Below is a concise code snippet demonstrating how to extract values from JSON data collected from a smart meter:
let ts= InDriver.hookTs();
RestApi.sendRequest('shelly');
if (RestApi.isSucceeded()) {
const json = RestApi.getData('shelly');
const jsonObj = JSON.parse(text);
//Extract energy and power values for each phase
let energy1 = Math.abs(jsonObj .data.device_status.emeters[0].total_returned);
let energy2 = Math.abs(jsonObj .data.device_status.emeters[1].total_returned);
let energy3 = Math.abs(jsonObj .data.device_status.emeters[2].total_returned);
let power1 = Math.abs(jsonObj .data.device_status.emeters[0].power);
let power2 = Math.abs(jsonObj .data.device_status.emeters[1].power);
let power3 = Math.abs(jsonObj .data.device_status.emeters[2].power);
//Build smart meter time series data point
let data = {
power1 : power1,
power2 : power2,
power3 : power3,
voltage1 : Math.abs(jsonObj .data.device_status.emeters[0].voltage),
voltage2 : Math.abs(jsonObj .data.device_status.emeters[1].voltage),
voltage3 : Math.abs(jsonObj .data.device_status.emeters[2].voltage),
current1 : Math.abs(jsonObj .data.device_status.emeters[0].current),
current2 : Math.abs(jsonObj .data.device_status.emeters[1].current),
current3 : Math.abs(jsonObj .data.device_status.emeters[2].current),
energy1 : energy1,
energy2 : energy2,
energy3 : energy3,
energy_total: energy1 + energy2 + energy3,
power_total: power1 + power2 + power3
}
let shelly = {Shelly:data};
let list = [];
list.push(shelly);
// Ensure data changes are detected. This smart meter sends updates irregularly, often repeating values in subsequent requests.

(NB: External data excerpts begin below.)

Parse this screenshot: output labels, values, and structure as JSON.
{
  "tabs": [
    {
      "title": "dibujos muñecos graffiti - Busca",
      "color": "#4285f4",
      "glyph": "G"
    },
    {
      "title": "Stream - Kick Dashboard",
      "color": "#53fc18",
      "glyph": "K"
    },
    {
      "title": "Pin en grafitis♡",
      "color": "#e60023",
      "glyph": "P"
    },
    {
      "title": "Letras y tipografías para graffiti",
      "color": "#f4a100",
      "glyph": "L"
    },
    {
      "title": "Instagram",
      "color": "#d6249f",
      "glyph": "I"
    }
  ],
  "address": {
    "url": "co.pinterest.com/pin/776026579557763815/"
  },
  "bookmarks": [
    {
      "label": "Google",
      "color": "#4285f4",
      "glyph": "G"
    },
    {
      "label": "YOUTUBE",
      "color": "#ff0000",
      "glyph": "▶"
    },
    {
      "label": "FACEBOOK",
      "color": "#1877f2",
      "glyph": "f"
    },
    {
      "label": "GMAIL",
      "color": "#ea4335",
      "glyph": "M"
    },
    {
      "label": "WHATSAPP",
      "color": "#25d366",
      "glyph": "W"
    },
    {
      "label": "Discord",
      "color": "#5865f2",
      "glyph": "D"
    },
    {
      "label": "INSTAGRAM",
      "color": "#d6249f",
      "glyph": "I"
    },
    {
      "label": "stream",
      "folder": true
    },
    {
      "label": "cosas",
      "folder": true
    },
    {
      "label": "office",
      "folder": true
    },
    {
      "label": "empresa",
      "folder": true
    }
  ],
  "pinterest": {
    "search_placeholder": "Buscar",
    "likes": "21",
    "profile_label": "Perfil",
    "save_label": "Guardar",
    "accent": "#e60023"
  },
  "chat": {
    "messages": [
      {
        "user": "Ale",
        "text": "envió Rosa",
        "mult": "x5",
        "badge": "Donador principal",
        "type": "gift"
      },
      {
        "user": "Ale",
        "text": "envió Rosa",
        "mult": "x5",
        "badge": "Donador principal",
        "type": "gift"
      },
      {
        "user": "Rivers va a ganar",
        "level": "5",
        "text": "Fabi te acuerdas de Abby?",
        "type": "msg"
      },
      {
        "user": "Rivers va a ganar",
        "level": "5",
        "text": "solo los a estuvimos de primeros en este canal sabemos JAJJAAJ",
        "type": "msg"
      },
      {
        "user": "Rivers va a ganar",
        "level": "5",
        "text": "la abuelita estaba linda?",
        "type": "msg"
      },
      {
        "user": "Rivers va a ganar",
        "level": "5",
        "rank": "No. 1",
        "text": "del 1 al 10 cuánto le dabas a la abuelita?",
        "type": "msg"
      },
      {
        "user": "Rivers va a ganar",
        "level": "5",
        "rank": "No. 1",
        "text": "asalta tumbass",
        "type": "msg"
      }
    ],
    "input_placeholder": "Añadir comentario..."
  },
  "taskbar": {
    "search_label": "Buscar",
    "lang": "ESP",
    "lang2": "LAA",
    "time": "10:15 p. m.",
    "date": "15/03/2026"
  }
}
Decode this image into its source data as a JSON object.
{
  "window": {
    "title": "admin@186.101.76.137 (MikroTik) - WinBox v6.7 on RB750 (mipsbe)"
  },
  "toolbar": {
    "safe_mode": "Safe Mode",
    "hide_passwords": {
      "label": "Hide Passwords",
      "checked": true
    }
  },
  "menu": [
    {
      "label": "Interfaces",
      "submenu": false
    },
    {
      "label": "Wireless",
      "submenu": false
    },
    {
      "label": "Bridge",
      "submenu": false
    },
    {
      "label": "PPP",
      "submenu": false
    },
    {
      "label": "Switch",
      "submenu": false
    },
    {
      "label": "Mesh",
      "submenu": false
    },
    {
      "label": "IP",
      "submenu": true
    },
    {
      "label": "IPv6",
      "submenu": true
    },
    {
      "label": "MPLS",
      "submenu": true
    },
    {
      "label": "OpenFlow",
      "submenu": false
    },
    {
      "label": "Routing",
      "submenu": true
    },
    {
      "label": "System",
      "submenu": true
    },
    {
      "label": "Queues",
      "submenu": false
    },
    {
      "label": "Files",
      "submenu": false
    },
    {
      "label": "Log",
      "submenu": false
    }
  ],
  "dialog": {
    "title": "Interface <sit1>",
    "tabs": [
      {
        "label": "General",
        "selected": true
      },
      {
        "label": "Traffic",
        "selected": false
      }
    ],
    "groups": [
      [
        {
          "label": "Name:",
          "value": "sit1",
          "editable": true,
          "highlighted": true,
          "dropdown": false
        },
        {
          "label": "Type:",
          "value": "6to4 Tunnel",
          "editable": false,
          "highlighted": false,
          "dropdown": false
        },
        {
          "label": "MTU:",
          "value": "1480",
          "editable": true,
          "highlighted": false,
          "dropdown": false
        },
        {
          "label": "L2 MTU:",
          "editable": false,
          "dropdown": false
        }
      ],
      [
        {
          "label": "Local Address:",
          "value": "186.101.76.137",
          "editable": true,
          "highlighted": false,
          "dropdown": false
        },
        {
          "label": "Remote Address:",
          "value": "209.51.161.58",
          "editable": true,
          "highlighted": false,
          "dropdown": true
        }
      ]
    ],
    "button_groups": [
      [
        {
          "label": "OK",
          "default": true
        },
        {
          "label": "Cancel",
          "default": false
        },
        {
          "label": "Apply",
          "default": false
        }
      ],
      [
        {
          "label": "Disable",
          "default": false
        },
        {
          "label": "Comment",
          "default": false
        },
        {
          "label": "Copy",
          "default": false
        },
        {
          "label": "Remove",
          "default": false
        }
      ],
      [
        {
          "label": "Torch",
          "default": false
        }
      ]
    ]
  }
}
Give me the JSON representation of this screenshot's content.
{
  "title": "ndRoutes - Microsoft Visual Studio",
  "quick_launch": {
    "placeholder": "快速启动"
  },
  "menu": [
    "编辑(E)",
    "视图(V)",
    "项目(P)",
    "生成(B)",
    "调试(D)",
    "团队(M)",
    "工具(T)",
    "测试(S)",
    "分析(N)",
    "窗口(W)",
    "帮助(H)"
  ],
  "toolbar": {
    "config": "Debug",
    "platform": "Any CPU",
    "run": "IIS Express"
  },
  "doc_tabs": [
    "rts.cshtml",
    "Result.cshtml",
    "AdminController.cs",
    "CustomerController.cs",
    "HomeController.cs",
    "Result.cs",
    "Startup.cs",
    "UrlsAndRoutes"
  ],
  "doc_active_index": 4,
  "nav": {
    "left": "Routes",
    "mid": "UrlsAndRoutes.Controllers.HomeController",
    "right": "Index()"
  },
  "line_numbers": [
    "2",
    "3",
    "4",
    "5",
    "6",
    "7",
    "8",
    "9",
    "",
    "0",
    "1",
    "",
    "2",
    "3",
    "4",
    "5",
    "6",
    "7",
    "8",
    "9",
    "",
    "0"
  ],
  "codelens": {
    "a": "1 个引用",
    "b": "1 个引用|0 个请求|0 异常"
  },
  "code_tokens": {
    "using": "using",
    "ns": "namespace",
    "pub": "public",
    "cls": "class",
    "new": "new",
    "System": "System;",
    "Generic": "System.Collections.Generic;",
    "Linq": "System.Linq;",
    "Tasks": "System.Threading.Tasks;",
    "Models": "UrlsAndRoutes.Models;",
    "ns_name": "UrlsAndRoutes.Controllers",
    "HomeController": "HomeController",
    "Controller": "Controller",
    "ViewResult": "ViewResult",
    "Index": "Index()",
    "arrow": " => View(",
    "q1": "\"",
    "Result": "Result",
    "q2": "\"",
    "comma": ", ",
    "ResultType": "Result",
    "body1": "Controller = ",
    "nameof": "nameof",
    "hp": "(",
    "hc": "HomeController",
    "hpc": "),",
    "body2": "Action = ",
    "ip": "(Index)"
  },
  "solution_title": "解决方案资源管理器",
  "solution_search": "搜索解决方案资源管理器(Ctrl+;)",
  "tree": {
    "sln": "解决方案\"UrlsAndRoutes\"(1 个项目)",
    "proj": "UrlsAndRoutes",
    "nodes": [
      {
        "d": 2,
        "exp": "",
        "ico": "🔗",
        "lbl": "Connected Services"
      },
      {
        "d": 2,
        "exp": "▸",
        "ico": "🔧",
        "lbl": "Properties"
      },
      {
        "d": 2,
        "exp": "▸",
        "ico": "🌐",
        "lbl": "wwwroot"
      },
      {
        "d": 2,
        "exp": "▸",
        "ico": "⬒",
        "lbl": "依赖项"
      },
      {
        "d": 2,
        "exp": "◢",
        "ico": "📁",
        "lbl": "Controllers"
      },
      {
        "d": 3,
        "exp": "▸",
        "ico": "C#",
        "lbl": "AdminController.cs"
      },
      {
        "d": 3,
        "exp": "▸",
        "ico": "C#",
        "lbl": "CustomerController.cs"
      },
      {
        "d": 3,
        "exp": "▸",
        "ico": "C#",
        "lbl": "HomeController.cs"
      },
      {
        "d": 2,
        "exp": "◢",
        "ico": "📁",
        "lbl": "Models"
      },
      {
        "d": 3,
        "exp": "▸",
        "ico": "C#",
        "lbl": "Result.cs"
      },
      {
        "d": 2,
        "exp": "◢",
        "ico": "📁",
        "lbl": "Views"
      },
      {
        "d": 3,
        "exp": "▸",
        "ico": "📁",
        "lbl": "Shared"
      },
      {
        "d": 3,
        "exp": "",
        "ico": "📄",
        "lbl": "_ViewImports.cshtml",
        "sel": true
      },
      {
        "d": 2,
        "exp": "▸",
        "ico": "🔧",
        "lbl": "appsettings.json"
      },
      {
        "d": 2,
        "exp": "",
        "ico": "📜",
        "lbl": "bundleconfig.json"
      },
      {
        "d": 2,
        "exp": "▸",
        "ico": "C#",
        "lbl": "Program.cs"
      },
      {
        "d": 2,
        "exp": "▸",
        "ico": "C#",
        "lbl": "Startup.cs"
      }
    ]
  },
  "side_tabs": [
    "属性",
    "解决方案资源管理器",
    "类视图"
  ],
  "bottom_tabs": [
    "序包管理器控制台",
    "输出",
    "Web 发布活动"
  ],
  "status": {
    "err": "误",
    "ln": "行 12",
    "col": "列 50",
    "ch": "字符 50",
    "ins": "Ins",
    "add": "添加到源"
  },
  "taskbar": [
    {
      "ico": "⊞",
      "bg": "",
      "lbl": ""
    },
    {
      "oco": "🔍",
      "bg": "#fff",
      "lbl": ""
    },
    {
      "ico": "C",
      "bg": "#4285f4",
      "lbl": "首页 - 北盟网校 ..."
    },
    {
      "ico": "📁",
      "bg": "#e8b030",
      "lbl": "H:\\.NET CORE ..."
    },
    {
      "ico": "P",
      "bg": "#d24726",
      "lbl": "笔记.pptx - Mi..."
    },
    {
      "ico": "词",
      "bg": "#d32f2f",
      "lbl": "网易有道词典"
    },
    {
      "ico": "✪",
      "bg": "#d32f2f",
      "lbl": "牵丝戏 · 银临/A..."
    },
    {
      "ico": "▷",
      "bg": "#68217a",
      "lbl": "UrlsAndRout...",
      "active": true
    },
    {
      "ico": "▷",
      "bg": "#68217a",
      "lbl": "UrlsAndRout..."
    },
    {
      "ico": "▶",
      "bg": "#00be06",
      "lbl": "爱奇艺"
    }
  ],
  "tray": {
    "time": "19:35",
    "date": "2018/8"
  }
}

let currentJSON = JSON.stringify(list);
if (lastJSON !=currentJSON) {
// Log JSON object with extracted values to database
InDriver.sqlExecute("azureserver", "insert into public.shelly (source, ts, data ) values ('Shelly','"+ts.toISOString()+"',$$"+currentJSON+"$$);");
lastJSON = currentJSON;
InDriver.debug(currentJSON)
}
}
Real Example - Smart Meter Data Acquisition
This example illustrates the comprehensive use case of InDriver for time series data acquisition, processing, interpolation, aggregation, and logging. It demonstrates how InDriver facilitates seamless integration and manipulation of data streams, ensuring efficient handling of time series data from initial collection to final storage, all while maintaining data integrity and providing valuable insights through statistical analysis.